© JUNGE FREIHEIT Verlag GmbH & Co.  www.jungefreiheit.de  03/12 13. Januar 2012

NS-Symbolik und Strafrecht: Dogmatischer Erfindergeist
Rechtsgut Antifaschismus
(jr)

Der Paragraph 86a des Strafgesetzbuches, der das Verwenden nationalsozialistischer Kennzeichen sanktioniert, ist ein ungeliebtes Kind der StGB-Dogmatiker und Kommentatoren, hat aber mit durchschnittlich 1.500 Verurteilungen pro Jahr eine ansehnliche praktische Relevanz. Die Erlanger Privatdozentin Gabriele Kett-Straub spricht daher von einer „Misere“ des Paragraphen 86a StGB, da weder die Lehrbücher noch die „verwirrende Kasuistik“ überzeugend und im Einklang mit dem grundgesetzlichen Bestimmtheitsgebot ein Rechtsgut auswiesen, das durch diese Vorschrift geschützt werden soll.

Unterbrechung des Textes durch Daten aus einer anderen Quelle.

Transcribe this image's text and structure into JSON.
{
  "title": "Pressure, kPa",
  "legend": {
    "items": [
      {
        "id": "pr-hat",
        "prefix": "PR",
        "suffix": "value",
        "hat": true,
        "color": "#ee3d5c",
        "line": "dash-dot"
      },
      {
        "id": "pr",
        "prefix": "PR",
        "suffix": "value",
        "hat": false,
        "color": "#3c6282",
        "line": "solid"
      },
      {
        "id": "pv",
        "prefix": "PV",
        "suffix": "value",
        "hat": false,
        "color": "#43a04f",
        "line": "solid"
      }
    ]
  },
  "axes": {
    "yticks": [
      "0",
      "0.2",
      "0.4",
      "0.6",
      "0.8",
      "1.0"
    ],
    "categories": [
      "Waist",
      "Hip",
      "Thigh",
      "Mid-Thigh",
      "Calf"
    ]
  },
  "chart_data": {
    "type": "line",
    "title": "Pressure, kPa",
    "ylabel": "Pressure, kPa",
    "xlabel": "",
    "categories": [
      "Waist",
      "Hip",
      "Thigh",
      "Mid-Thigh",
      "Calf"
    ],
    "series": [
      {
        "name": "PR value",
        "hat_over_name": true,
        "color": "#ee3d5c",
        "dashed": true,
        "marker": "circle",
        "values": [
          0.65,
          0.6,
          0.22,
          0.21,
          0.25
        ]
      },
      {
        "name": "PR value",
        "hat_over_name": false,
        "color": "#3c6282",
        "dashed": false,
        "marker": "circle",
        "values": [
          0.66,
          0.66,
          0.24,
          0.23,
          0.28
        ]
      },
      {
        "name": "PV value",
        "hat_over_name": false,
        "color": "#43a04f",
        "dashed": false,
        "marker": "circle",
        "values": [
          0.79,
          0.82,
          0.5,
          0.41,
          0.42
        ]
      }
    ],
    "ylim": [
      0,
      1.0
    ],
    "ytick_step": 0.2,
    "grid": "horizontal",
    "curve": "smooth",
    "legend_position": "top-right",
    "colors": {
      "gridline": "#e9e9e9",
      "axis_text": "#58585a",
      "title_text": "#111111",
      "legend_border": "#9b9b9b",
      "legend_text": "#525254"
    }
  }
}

Der oft pauschal bemühte „demokratische Rechtsstaat“ eigne sich sowenig wie der öffentliche Friede oder die „Gefühle der Opfer des NS-Gewaltregimes“, die durch Hakenkreuze beleidigt würden. Trotzdem will Kett-Straub sich nicht der Forderung anschließen, die problematische Norm ersatzlos zu streichen (Neue Zeitschrift für Strafrecht, 11-2011). In SED-Diktion die bundesdeutsche „Abkehr vom Faschismus“ beschwörend, wartet sie vielmehr mit dem dogmatischen Novum auf, den „antifaschistischen Gründungsmythos“ der BRD zum „Rechtsgut“ zu erklären, das durch öffentlich präsentierte NS-Symbole verletzt werde. Die Strafdrohung sollte sich dabei auf das Hakenkreuz, SS-Runen und „das Kopfbild Hitlers“ beschränken.